Klara Gulla erwachte wie aus einem Traum. Während sie hiergestanden und das gute Gesicht ihres Vaters vor sich gesehen hatte, war das Begräbnis vor sich gegangen. Jetzt sprach der Pfarrer noch ein paar Worte an die Versammelten. Er dankte ihnen, daß sie so zahlreich zu diesem Begräbnis gekommen seien. Kein hoher, vornehmer Mann sei hier zur letzten Ruhe eingesegnet worden, sagte er, aber er sei der Mann gewesen, der das wärmste und reichste Herz im ganzen Dorfe gehabt habe.

Als der Pfarrer dies sagte, sahen sich die Leute, die das Grab umstanden, wieder an, und jetzt sahen sie freundlich und zufrieden aus. Der Pfarrer hatte recht. Und gerade aus diesem Grunde waren sie auch zu dem Begräbnis gekommen.

Darauf richtete er noch ein paar Worte an Klara Gulla. Sie habe von ihren Eltern mehr Liebe empfangen als irgend sonst jemand, den er kenne, und eine solche Liebe müsse sich in Segen verwandeln.

Als der Pfarrer das sagte, richteten sich aller Augen auf Klara Gulla, und alle verwunderten sich über das, was sie sahen.

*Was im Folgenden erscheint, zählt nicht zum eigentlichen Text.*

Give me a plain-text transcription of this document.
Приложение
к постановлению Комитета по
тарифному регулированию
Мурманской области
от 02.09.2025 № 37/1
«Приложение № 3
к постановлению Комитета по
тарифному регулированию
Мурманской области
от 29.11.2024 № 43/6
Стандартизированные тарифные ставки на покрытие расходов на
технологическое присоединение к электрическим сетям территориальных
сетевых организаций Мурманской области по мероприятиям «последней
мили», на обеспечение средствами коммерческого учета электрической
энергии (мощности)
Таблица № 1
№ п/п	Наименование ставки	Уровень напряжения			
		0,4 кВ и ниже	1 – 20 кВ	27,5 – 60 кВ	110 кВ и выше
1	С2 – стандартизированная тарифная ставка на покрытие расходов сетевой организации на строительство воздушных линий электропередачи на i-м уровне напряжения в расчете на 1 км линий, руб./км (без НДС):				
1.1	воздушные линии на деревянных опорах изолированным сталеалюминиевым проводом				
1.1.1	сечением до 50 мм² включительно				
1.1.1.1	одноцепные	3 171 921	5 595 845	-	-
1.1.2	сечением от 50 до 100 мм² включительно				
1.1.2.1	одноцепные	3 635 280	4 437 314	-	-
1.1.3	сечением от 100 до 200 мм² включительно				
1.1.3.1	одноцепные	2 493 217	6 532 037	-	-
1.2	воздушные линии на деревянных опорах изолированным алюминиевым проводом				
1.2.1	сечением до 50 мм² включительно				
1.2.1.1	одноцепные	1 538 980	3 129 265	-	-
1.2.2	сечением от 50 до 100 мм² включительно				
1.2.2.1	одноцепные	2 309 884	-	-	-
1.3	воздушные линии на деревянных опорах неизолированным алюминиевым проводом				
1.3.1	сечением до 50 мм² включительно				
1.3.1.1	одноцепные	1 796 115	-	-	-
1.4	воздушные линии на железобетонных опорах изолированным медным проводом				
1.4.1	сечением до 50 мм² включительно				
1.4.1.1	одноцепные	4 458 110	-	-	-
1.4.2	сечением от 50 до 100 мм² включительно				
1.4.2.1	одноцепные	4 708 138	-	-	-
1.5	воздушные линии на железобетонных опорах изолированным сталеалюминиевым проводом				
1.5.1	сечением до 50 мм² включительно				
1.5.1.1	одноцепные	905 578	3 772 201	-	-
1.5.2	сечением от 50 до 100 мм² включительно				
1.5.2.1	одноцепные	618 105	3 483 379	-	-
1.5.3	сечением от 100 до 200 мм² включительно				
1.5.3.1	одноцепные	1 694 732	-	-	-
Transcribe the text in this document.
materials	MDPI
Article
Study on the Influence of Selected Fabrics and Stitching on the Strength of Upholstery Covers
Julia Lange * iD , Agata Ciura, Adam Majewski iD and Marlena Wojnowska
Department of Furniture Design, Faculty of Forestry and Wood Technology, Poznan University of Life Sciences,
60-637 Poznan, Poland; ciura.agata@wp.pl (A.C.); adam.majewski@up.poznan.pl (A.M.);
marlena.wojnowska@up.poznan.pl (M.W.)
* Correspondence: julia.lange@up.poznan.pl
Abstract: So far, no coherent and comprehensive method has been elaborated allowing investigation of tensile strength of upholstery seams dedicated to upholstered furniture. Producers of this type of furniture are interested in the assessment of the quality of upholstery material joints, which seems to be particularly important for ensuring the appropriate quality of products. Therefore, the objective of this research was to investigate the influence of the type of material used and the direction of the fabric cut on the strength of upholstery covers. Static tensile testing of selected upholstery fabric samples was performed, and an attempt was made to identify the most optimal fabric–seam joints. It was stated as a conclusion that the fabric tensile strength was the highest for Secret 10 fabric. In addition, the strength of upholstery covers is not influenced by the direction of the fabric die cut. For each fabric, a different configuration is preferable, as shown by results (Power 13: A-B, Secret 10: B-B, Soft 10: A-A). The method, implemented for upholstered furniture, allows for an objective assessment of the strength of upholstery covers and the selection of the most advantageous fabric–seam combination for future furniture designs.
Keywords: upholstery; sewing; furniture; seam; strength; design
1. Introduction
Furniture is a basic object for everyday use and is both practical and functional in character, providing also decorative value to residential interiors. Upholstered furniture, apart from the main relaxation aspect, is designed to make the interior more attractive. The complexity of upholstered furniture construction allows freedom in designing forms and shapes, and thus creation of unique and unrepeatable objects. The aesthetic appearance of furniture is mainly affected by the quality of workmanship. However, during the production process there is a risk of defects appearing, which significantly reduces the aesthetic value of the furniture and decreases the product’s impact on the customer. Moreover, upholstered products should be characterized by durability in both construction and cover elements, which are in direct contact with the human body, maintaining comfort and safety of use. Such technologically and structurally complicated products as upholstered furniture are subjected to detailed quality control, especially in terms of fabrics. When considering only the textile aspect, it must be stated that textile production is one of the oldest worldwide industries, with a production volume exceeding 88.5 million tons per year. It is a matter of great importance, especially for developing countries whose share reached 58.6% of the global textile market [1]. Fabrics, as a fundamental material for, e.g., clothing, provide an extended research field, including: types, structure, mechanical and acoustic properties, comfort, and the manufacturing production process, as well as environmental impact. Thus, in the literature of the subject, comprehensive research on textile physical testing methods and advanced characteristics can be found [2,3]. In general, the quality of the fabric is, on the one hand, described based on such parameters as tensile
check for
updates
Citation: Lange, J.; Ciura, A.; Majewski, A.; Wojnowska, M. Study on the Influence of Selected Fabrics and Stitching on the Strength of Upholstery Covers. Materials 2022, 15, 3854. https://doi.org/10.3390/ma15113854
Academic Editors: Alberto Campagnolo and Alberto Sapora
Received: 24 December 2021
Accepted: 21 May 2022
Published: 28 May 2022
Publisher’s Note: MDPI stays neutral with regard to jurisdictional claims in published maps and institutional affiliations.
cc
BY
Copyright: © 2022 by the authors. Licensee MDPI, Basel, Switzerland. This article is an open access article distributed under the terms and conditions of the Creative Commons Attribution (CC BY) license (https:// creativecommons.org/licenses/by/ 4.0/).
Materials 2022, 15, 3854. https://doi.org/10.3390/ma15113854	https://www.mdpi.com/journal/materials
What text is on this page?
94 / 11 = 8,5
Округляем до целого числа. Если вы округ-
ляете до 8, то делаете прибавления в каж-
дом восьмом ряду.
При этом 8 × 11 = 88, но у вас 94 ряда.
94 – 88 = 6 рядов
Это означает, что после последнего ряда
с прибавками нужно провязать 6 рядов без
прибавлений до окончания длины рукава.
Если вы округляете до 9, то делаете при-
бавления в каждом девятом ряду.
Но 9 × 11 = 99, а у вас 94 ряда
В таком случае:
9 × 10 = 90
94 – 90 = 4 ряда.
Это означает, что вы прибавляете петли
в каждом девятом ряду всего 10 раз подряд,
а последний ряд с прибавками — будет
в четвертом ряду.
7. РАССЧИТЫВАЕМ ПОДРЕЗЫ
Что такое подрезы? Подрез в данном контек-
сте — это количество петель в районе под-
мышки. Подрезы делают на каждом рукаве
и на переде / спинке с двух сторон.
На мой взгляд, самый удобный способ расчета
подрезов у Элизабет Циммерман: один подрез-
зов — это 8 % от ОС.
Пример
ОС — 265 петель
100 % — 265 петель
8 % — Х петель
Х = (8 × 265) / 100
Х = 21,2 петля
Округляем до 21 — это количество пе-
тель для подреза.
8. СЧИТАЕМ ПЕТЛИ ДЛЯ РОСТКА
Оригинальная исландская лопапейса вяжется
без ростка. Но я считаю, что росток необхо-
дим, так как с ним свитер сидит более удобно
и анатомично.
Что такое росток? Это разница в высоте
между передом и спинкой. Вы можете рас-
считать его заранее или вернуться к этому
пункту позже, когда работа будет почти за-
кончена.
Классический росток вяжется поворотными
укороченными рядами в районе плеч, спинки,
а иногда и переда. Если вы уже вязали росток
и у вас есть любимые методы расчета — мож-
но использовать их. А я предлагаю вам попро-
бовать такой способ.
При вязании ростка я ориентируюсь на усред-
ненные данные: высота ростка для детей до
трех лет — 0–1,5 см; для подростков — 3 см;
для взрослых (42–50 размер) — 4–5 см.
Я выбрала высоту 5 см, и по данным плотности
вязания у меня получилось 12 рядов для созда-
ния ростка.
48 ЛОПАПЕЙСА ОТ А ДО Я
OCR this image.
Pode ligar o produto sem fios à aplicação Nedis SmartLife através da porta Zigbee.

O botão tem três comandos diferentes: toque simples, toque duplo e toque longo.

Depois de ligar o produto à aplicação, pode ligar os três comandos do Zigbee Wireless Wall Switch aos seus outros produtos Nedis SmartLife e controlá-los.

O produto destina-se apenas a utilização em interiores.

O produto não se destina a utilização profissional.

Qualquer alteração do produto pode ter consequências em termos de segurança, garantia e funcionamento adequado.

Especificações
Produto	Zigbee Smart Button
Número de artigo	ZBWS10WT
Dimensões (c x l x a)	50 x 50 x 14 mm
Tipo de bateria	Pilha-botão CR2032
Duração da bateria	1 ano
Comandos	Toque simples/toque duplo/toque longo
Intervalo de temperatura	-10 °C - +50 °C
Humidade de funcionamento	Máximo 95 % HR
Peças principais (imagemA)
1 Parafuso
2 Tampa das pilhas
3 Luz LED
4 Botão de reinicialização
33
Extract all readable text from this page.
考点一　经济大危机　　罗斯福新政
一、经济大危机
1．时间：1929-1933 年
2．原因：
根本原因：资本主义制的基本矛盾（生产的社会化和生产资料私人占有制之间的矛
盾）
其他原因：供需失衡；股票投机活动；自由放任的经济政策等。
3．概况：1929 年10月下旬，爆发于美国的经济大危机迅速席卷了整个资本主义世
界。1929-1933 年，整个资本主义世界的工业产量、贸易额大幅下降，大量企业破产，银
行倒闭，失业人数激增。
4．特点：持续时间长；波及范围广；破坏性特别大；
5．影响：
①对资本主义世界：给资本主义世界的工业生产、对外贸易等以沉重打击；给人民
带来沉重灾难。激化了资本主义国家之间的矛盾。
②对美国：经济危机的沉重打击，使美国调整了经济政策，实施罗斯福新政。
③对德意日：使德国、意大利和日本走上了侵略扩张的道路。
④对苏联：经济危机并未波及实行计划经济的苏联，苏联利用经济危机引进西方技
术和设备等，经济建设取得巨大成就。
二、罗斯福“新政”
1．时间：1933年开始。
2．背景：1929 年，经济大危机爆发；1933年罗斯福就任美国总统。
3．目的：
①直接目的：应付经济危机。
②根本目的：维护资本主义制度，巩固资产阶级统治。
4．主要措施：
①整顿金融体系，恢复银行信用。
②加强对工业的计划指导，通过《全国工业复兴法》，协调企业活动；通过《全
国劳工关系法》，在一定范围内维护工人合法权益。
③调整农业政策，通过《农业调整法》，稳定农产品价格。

Die Worte des Pfarrers schienen schon in Erfüllung gegangen zu sein. Da stand Klara Fina Gulleborg von Skrolycka, sie, die nach der Sonne selbst genannt worden war, am Grabe ihrer Eltern, und ihr Antlitz leuchtete wie das einer Verklärten.

Sie war jetzt ebenso schön wie an jenem Sonntag, wo sie in dem roten Kleid zur Kirche gewandert war, wenn nicht noch schöner.